6. Protect your nails with a base coat.
Painting your nails at home is no excuse to cut corners by skipping the base coat. Dr. Prystowsky points out that this step not only protects the nail from being stained by the polish, but also helps the color look more saturated and opaque with just one coat. And if you really want to take things to the next level, Dr. Shamban suggests adding a coat of clear gloss between each layer to add extra shine and protection.
7. Use a top coat to prevent nail chips.
Don't think you're squirming your way out of using top coat, either. This step is just as important, as the top coat seals in the polish's color and adds a much-needed gloss finish to your digits. Dr. Prystowsky recommends adding another top coat layer every three days to decrease chipping, so you'll get the most out of your manicure. Seriously, what's the point of spending all that time painting your nails if it only lasts a day?
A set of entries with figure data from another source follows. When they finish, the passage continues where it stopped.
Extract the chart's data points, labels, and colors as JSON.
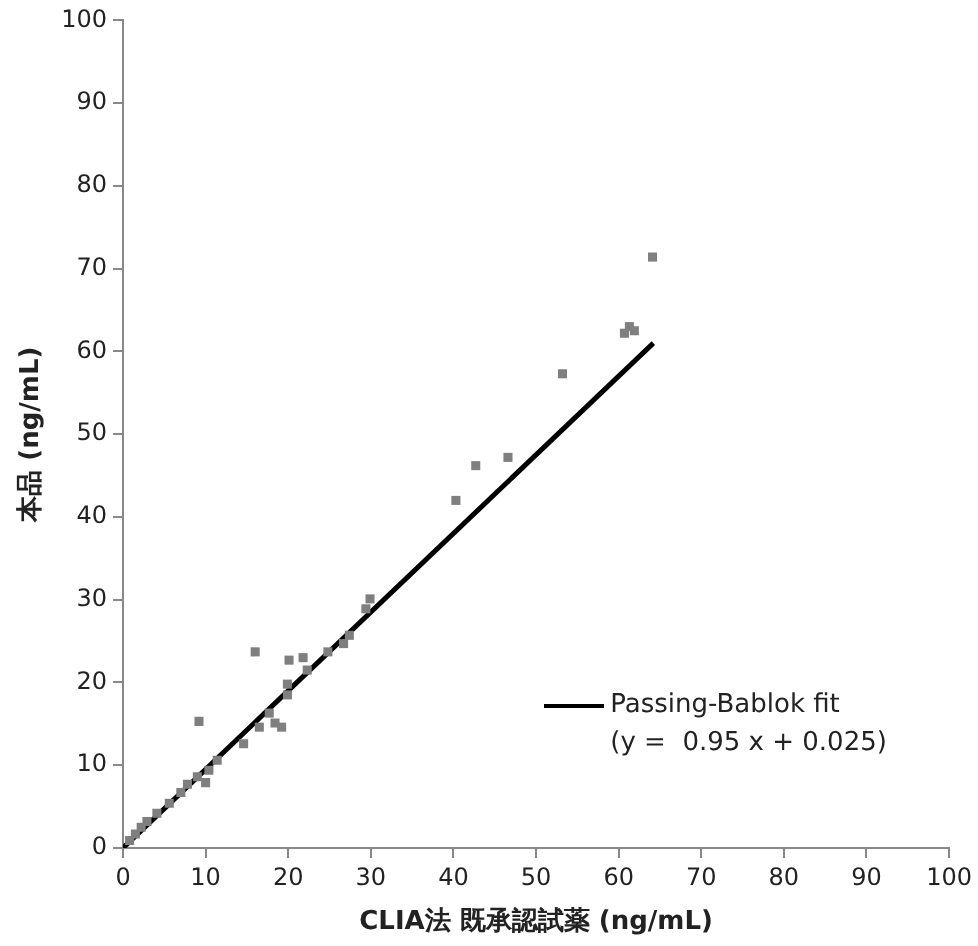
{
  "chart_data": {
    "type": "scatter",
    "xlabel": "CLIA法 既承認試薬 (ng/mL)",
    "ylabel": "本品 (ng/mL)",
    "xlim": [
      0,
      100
    ],
    "ylim": [
      0,
      100
    ],
    "xticks": [
      0,
      10,
      20,
      30,
      40,
      50,
      60,
      70,
      80,
      90,
      100
    ],
    "yticks": [
      0,
      10,
      20,
      30,
      40,
      50,
      60,
      70,
      80,
      90,
      100
    ],
    "grid": false,
    "legend": "bottom right",
    "annotations": [
      "(y =  0.95 x + 0.025)"
    ],
    "series": [
      {
        "type": "scatter",
        "color": "#7f7f7f",
        "marker": "square",
        "x": [
          64.1,
          61.3,
          61.9,
          60.7,
          53.2,
          46.6,
          42.7,
          40.3,
          29.9,
          29.4,
          16.0,
          20.1,
          21.8,
          9.2,
          19.9,
          19.9,
          26.7,
          27.4,
          24.8,
          22.3,
          17.7,
          18.4,
          19.2,
          16.5,
          14.6,
          11.4,
          10.4,
          10.0,
          9.0,
          7.8,
          7.0,
          5.6,
          4.1,
          2.9,
          2.2,
          1.5,
          0.8
        ],
        "values": [
          71.4,
          63.0,
          62.5,
          62.2,
          57.3,
          47.2,
          46.2,
          42.0,
          30.1,
          28.9,
          23.7,
          22.7,
          23.0,
          15.3,
          19.8,
          18.5,
          24.7,
          25.7,
          23.7,
          21.5,
          16.3,
          15.1,
          14.6,
          14.6,
          12.6,
          10.6,
          9.4,
          7.9,
          8.6,
          7.7,
          6.7,
          5.4,
          4.2,
          3.2,
          2.5,
          1.7,
          0.9
        ]
      },
      {
        "type": "line",
        "name": "Passing-Bablok fit",
        "color": "#000000",
        "marker": "none",
        "line_style": "solid",
        "x": [
          0,
          64.2
        ],
        "values": [
          0,
          61.0
        ]
      }
    ]
  }
}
8. Wear gloves when doing dishes
Whenever you're cleaning with harsh chemicals, gardening, or doing anything that involves soaking or dirtying your hands, Dr. Prystowsky insists that you wear rubber, vinyl, nitrile, or plastic gloves — some of which have a cotton liner. Cleaning dishes in hot, soapy water without gloves can weaken the nails, while getting them caked with dirt from gardening will require a level of cleaning that you will want to avoid.
Similarly, when weather is chilly, remember to wear a pair of mittens or gloves so that the cold air and wind don't undo the hard work you did moisturizing, leaving you with dry, flaky, scaly skin.
9. Load up on protein-rich food.
Your fingernails are made of a protein called keratin, so just as with the clarity of your skin or the shine of your hair, you can improve your nails by tweaking your diet. Falcone advises adding vitamins and supplements like biotin, Vitamin E, and fish oil to your daily regimen, while Dr. Palmer recommends protein-rich foods like beans, fish, and nuts. The one thing every expert agrees on: Once you discover the combination that works for you, you'll be rewarded with stronger, clearer nails.
10. Always moisturize your hands and nails.
You wouldn't go to sleep without moisturizing your face, so why should your nails be any different? Nail artist and expert Holly Falcone likes to use a mix of almond and avocado oils to keep cuticles and nails hydrated while she gets some shut-eye, but any nutrient-rich oil or moisturizer will do. In a pinch, you can even use a dab of lip balm.